While there is accumulating evidence for the importance of the metabolic cost of information in sensory systems, how these costs are traded-off with movement when sensing is closely linked to movement is poorly understood. For example, if an animal needs to search a given amount of space beyond the range of its vision system, is it better to evolve a higher acuity visual system, or evolve a body movement system that can more rapidly move the body over that space? How is this trade-off dependent upon the three-dimensional shape of the field of sensory sensitivity (hereafter, sensorium)? How is it dependent upon sensorium mobility, either through rotation of the sensorium via muscles at the base of the sense organ (e.g., eye or pinna muscles) or neck rotation, or by whole body movement through space? Here we show that in an aquatic model system, the electric fish, a choice to swim in a more inefficient manner during prey search results in a higher prey encounter rate due to better sensory performance. The increase in prey encounter rate more than counterbalances the additional energy expended in swimming inefficiently. The reduction of swimming efficiency for improved sensing arises because positioning the sensory receptor surface to scan more space per unit time results in an increase in the area of the body pushing through the fluid, increasing wasteful body drag forces. We show that the improvement in sensory performance that occurs with the costly repositioning of the body depends upon having an elongated sensorium shape. Finally, we show that if the fish was able to reorient their sensorium independent of body movement, as fish with movable eyes can, there would be significant energy savings. This provides insight into the ubiquity of sensory organ mobility in animal design. This study exposes important links between the morphology of the sensorium, sensorium mobility, and behavioral strategy for maximally extracting energy from the environment. An “infomechanical” approach to complex behavior helps to elucidate how animals distribute functions across sensory systems and movement systems with their diverse energy loads.
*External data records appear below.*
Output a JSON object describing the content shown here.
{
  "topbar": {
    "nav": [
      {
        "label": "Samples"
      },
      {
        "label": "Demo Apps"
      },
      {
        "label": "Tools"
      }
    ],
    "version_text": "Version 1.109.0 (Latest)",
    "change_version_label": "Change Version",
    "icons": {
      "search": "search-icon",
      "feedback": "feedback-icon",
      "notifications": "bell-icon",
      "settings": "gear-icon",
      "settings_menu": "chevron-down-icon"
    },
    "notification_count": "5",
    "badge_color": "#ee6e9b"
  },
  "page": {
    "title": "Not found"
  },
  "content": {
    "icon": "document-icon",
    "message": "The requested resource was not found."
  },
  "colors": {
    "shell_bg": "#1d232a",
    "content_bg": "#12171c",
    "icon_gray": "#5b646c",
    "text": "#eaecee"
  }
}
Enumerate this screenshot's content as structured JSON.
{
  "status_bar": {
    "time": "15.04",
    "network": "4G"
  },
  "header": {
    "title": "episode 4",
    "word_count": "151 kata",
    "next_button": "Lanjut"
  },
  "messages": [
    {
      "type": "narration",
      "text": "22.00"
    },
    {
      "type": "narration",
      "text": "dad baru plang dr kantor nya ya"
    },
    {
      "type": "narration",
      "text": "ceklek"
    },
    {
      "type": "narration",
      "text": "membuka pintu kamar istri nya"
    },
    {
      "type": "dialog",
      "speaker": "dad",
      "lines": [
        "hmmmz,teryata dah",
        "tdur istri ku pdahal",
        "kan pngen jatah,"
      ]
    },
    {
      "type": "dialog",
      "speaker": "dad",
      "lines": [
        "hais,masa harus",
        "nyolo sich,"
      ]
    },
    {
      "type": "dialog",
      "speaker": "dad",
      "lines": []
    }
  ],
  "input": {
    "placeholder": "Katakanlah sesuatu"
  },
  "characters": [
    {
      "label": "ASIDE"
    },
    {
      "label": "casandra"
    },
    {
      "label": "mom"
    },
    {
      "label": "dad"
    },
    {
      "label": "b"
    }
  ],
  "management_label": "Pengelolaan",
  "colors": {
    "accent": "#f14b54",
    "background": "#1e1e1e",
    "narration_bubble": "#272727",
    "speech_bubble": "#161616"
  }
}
Animals thrive by sensing their environment and using the information they've gathered to guide their movement. But collecting better information can result in less efficient movement: Bicycling while standing up on the pedals may help you see over obstacles ahead of you, but it causes more air drag, forcing your legs to work harder. Nocturnal weakly electric fish search for prey with their body tilted. This tilting more than doubles the resistance to movement from the water, but because the fish's ability to sense prey improves when tilted, it is better to swim this way. Beyond a certain amount of tilt, the costs of movement become too great. Interestingly, the benefit of tilting is dependent on the shape of the volume around the fish where it detects prey. We also found that if the fish was able to swivel its region of prey sensitivity, like a vision-based animal can shift its gaze, it would save energy. This conclusion helps us understand why animals like us can move our eyes. A Polish folk saying succinctly captures the gist: “He who doesn't have it in the head has it in the legs” (Ten kto nie ma w głowie ma w nogach).